Susan Jones has learnt to live with heartache after after her son took his own life. She tells Jamie Bowman how she’s now using her experience to raise awareness of suicide in young men and support those left to live without them...

GAVIN Price Jones was just 37 when he took his own life. A loving father and husband from Saltney, his depression spiralled after he began blaming himself for the AirAsia plane crash in December 2014 that killed all 162 people on board.

An aircraft engineer, employed by Airbus in Broughton, Gavin worked on the same model and despite no evidence to suggest he was at fault, the idea took hold and he was found dead at his house in January 2015.

"It was such a terrible shock and we were all so grief stricken," says Gavin's mother, Susan. "I had to have eight months of counselling, which was invaluable because I just didn't know how to handle it. Since then I have bought books and researched what happens and it is horrible to find out that suicide is so prevalent in men Gavin's age."

Susan is right: Suicide is the single biggest killer of men aged under 45 in the UK and in 2015, the year Gavin took his own life, 75% of all UK suicides were male. Men and boys are often more vulnerable to taking their own lives because they feel a pressure to be a 'winner' and can more easily feel like the opposite, feeling ashamed of showing any signs of weakness and feeling the pressure to appear in control of themselves and their lives at all times.

"Nobody really saw it coming," continues Susan, 69. "I remember a week before he took his own life I said to my youngest son that I was worried he might do something silly but he did. For 12 months I whipped myself to pieces because all I kept thinking about was how much I'd let him down and that it was my fault.

"I was still talking to him, saying: 'Gavin, I'm so, so sorry, I should've gotten there sooner'. These are all the things that people go through but once they make their minds up about what they are going to do, it could take a week or a month, but they have got it in their heads."

Susan, who lives in Buckley, is now keen to share her experiences and ensure other mothers struggling to cope with a child with suicidal feelings, might know how to spot the warning signs and learn how to talk to their loved ones.
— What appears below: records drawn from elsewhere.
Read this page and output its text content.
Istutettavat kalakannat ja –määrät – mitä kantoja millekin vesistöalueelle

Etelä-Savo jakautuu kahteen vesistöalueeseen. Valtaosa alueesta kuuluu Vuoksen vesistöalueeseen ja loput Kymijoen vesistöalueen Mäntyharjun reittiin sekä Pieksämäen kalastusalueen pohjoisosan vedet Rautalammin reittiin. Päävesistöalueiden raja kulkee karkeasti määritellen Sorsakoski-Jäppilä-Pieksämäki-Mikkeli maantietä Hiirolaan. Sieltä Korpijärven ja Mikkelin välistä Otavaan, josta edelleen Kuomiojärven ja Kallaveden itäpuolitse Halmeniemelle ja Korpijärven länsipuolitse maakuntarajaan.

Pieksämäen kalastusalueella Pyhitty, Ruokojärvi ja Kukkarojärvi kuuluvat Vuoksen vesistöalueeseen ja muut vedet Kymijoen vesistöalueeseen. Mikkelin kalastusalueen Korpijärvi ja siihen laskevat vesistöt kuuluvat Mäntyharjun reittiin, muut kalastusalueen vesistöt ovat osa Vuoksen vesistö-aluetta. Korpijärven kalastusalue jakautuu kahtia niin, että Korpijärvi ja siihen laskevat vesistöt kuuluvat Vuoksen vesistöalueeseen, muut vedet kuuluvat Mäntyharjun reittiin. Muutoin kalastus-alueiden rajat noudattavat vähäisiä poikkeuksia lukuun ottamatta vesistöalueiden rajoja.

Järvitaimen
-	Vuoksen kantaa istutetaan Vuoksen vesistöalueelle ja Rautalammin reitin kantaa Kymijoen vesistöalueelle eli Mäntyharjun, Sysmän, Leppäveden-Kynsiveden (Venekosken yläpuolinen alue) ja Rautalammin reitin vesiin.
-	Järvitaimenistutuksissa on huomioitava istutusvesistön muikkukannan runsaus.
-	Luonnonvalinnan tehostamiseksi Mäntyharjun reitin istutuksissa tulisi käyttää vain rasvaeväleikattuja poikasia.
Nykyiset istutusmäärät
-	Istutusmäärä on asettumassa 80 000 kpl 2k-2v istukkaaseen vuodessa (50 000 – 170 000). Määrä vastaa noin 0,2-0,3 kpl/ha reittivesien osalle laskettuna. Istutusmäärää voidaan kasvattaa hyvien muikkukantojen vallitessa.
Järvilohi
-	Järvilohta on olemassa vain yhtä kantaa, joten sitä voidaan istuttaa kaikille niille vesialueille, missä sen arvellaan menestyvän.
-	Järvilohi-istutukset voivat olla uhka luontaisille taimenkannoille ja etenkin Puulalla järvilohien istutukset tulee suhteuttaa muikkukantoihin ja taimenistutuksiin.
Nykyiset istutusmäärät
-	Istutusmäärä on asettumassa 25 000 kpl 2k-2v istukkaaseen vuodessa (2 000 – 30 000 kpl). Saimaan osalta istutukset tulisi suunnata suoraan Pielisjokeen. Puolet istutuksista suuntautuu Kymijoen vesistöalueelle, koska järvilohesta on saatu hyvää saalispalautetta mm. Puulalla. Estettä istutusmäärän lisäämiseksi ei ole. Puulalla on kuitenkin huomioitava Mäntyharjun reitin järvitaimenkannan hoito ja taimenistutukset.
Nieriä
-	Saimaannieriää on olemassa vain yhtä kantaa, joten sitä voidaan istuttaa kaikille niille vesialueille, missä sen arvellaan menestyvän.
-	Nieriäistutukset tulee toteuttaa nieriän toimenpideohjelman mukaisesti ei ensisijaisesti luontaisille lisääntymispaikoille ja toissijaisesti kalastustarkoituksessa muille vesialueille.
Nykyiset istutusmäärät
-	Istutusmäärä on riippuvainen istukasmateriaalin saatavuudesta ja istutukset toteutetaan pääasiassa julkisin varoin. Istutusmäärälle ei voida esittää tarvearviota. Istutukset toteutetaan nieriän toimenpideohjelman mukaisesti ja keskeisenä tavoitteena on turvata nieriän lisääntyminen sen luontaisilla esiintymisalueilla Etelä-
"Gavin was not a sharer and he was a very insular guy," she says. "He always had been right from when he was little and small worries really got to him. It was hard to get it out of him but nine times out of 10 I got it in the end. Talking is absolutely vital and it has to be talk, talk, talk and more talk. If a guy will not talk to you he has to reach out somehow, whether that's recording his feelings, writing them down or talking to a stranger."

With one in four of us affected by mental health problems in any one year, Time to Change Wales, a campaign organised by Mind Cymru, aims to tackle stigma and discrimination through a social contact model and by getting people all over Wales to talk.

"I'm passionate about this," says Susan. "I can talk about Gavin now without having a meltdown but there are days when I can't look at his photograph for too long. But 99.9% of the time I can talk about it and I'm passionate about suicide prevention.

"What I'm really striving to do is to put myself on a counselling course because I want to help other mothers handle this nightmare. I had counselling with Cruse Bereavement Care and my counsellor was absolutely fantastic. I'd be there week after week and I remember her saying 'you are a very strong lady because you talk'. She couldn't get a word in!"

Susan is also planning a coffee morning at St John's United Reform Church, in Buckley, which will raise money for Mind Cymru and help remember Gavin's life, with his former employers Airbus donating a tour of the site with lunch for two people as one of the event's 'Silent Auction' bids.

"Friends and family are all coming and I really hope we will have enough cakes," laughs Susan. "It's got to this point for me to feel OK and now I want to use all my time and energy to raise as much money and awareness as I can. If it is a success I really hope we can do it again next year."

Susan's Coffee Morning takes place at St John's United Reform Church, in Buckley on Saturday, May 11, 2019 between 10am-1pm.